I had recently written about how hard it was to wait for another baby. With our plan all in place, we would be waiting for two years before we decided on a fifth child. Well, you know what they say about telling God your plans?
I had not been feeling overly great for a couple days, just over tired and not normal. It was getting close to my cycle time so I figured it was just that. Well on the day my cycle was suppose to start, nothing happened. I thought about waiting a couple more days before I worried to much but I needed to go to the store anyway so I grabbed a test.
I told myself I was being silly, there was no way that it would come up positive. Right away I noticed a faint line, I was shocked. I had bought a two test packet and planned one using it in the morning, I caved and used it a couple hours later. Another faint line came up. After I got the kids in bed, I ran back out to the store. I needed to grab a couple things I forgot anyway, so it was a good excuse to grab a different test, I grabbed a digital for morning as well. I took the test when I got home and it came up clearly positive. There was no denying it, I was pregnant.
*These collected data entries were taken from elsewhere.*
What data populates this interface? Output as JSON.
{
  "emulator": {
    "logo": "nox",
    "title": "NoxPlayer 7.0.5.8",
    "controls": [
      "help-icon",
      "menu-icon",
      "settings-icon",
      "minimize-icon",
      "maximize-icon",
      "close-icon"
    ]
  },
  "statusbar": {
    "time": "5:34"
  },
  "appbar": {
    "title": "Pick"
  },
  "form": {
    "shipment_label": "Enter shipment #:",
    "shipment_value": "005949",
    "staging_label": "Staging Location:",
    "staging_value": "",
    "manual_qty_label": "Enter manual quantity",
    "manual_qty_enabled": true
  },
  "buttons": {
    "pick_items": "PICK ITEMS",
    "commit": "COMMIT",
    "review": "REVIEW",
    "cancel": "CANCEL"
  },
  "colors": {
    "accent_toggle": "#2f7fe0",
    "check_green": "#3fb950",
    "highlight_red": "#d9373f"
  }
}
I debated on telling my husband right away or waiting a bit. I finally decided to get a sleeper out that we had used for all the kids and wrap the test in it. I called him into our room and handed it to him. He was speechless. We were not expecting this in the least.
The next morning I took my digital and it of course came up pregnant. The shock was still very much there but it was sinking in for me. I found a female OB right away, got my first appointment scheduled and we have decided to wait to reveal this to our friends and family until after I hit the twelve week mark. We are planning a clever way of revealing and I do not want to tell my kids before I have heard the heart beat. I know they would be devastated if I lost this baby and I think it is better just to wait for now.
So much for our plan but I know that all babies are a blessing. Our little surprise will be very loved.